The challenge is indeed a serious one. Since the pandemic, the proportion of workers who are economically inactive has risen by 1.7 percentage points, equating to 850,000 more people out of the workforce, with ill health and disability appearing to be the principal cause. We remain the only G7 nation to have failed to return to pre-pandemic levels of employment – something likely to be both caused by and contributing to our sluggish economic performance.
Turning this around will take substantial system change. We will need to intervene early, supporting workers when their health changes to remain in employment, and making it easier for people who have spent time off sick to return to work. We will need to reform our public employment support service, enabling those that need employment and careers advice to access it. And we will need to give greater powers to local areas to design and target the employment and skills support that their citizens need, working in close partnership with employers.
One much-needed area of focus is the specific issues facing workers in the decade or so prior to becoming eligible for the state pension.

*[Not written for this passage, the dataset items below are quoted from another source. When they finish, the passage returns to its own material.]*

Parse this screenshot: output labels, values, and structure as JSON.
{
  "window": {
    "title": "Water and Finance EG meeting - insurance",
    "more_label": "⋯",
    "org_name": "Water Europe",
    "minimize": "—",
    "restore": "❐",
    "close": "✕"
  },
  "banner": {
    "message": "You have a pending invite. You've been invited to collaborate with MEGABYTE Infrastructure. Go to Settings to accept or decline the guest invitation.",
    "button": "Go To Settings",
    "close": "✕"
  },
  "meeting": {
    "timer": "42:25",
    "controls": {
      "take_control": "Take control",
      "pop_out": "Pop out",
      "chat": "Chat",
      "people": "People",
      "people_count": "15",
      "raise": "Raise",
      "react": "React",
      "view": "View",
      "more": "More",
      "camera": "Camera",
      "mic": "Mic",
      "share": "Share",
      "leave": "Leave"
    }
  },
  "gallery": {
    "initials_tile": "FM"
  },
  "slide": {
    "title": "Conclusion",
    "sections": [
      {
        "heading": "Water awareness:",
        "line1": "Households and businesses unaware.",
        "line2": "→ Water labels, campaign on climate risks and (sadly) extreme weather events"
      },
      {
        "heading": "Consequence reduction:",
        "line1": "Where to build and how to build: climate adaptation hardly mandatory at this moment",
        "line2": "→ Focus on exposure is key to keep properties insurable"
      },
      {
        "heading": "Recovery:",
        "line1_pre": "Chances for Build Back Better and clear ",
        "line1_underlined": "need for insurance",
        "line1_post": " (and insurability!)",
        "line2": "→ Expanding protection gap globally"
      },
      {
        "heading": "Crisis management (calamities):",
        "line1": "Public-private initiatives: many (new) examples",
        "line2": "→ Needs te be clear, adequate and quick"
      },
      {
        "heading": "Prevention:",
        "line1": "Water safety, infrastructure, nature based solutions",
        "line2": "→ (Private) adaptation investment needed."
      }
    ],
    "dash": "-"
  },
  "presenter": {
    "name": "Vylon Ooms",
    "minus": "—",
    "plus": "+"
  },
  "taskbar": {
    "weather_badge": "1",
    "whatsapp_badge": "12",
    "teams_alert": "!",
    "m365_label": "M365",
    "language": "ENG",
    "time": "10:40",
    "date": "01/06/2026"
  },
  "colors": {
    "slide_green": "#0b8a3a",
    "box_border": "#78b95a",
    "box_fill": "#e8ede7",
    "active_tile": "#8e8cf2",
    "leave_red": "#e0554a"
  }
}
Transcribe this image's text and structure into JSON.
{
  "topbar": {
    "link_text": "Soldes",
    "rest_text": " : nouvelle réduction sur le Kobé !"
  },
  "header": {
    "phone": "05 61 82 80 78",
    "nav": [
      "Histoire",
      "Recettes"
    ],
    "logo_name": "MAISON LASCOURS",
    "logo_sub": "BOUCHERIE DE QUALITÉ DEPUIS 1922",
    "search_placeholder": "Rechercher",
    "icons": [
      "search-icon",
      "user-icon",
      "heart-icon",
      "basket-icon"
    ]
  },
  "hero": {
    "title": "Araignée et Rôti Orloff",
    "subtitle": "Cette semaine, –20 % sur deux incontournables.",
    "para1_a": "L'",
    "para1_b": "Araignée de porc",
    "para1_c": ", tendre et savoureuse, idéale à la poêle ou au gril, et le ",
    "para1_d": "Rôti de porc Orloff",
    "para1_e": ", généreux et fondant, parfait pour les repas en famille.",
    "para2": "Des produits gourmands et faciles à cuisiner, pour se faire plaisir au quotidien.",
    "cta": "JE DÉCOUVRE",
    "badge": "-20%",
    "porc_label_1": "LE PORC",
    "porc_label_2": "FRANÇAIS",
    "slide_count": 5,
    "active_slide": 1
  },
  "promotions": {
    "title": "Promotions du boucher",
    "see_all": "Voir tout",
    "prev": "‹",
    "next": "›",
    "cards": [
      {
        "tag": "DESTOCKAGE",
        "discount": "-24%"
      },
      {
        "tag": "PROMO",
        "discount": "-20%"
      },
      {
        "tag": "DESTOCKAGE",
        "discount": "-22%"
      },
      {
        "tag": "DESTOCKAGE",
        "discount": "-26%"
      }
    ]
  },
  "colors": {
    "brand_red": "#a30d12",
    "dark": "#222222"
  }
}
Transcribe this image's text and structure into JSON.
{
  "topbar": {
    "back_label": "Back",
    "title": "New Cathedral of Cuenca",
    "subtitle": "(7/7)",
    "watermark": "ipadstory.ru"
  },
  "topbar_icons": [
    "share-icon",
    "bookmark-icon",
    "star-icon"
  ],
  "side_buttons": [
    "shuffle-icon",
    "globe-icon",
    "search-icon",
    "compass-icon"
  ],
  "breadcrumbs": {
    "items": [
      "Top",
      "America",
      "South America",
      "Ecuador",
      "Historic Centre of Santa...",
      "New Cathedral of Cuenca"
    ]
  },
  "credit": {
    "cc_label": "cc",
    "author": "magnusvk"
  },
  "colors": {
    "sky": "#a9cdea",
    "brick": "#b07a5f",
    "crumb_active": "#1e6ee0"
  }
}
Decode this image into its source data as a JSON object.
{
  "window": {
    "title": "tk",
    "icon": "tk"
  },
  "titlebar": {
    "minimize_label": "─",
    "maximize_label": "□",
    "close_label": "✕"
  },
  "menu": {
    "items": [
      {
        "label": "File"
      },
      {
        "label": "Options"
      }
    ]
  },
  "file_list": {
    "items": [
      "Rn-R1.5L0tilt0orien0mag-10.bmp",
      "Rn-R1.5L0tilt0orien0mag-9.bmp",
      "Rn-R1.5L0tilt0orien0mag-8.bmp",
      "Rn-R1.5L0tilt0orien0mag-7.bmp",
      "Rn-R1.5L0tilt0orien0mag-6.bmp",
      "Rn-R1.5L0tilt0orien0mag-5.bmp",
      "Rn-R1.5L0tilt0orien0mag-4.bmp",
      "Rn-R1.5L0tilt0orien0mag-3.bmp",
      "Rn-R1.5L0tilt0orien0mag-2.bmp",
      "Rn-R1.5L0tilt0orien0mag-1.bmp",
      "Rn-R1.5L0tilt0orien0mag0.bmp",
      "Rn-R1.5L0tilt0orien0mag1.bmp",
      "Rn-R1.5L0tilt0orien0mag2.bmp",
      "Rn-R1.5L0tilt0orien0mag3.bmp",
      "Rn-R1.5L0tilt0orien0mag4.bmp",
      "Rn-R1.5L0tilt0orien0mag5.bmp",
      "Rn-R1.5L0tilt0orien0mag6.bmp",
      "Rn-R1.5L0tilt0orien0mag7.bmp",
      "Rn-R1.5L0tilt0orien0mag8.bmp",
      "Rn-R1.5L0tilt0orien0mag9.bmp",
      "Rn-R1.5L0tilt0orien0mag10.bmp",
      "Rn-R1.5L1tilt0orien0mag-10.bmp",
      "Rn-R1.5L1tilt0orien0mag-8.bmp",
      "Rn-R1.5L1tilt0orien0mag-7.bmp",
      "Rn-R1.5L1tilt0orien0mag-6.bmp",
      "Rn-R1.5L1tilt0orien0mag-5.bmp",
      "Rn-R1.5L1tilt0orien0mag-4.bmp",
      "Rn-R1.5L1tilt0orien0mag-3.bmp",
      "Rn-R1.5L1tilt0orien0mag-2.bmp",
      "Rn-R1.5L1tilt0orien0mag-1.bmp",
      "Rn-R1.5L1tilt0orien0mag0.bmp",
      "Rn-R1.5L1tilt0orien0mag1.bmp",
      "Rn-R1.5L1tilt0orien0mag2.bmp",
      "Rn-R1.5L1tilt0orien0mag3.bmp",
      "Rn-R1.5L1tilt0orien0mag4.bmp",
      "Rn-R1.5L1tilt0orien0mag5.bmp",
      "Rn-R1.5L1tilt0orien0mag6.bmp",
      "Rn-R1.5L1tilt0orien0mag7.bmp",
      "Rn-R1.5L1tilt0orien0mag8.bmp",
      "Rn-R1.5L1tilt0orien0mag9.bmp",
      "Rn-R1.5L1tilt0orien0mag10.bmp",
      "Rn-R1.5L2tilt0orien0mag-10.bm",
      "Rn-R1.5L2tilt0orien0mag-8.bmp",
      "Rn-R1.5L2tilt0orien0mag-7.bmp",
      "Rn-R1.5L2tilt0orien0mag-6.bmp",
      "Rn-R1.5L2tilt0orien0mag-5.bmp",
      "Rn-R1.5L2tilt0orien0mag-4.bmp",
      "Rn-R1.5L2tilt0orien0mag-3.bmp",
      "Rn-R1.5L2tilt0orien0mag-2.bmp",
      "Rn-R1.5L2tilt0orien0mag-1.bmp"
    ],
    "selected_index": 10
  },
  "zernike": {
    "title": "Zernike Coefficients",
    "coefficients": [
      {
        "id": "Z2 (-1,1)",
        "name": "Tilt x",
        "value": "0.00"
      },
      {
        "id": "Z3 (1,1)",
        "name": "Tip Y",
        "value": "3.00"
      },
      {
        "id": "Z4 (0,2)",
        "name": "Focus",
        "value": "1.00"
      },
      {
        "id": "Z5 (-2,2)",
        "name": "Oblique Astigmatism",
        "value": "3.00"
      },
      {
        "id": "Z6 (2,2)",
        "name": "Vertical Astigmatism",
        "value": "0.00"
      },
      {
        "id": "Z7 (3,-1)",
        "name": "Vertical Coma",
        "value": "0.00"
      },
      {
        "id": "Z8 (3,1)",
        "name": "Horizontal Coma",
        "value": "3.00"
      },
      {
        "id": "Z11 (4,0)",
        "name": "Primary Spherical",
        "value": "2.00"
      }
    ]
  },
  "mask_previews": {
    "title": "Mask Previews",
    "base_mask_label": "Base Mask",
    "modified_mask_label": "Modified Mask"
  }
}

Almost 30 per cent of people aged between 50 and 64 are not currently working, with around half a million of them saying they want to work.
But there can be significant barriers to work for this age group. More than one in three report they have experienced some form of age discrimination at work or in applying for jobs. This age group prizes opportunities for flexible and part-time work, but access to such roles remains limited. And currently available employment and careers advice isn’t working for them, with only one in ten having accessed support from job centres.
Turning around the employment prospects of workers in their fifties and sixties isn’t just important for its contribution to economic growth. It’s also important for the individuals themselves – not least because of the critical contribution extending working life can have in enabling people to retire on a decent income. According to the government’s own estimates, at least two in five working-age people are undersaving for retirement, a figure that rises to 44 per cent of those set to retire in the 2030s and 2040s.
So whether it’s to improve UK productivity or avert a future crisis of pensioner poverty, it’s undeniable that reversing the worrying rise in economic inactivity among our middle-aged and pre-retirement workers must be a priority.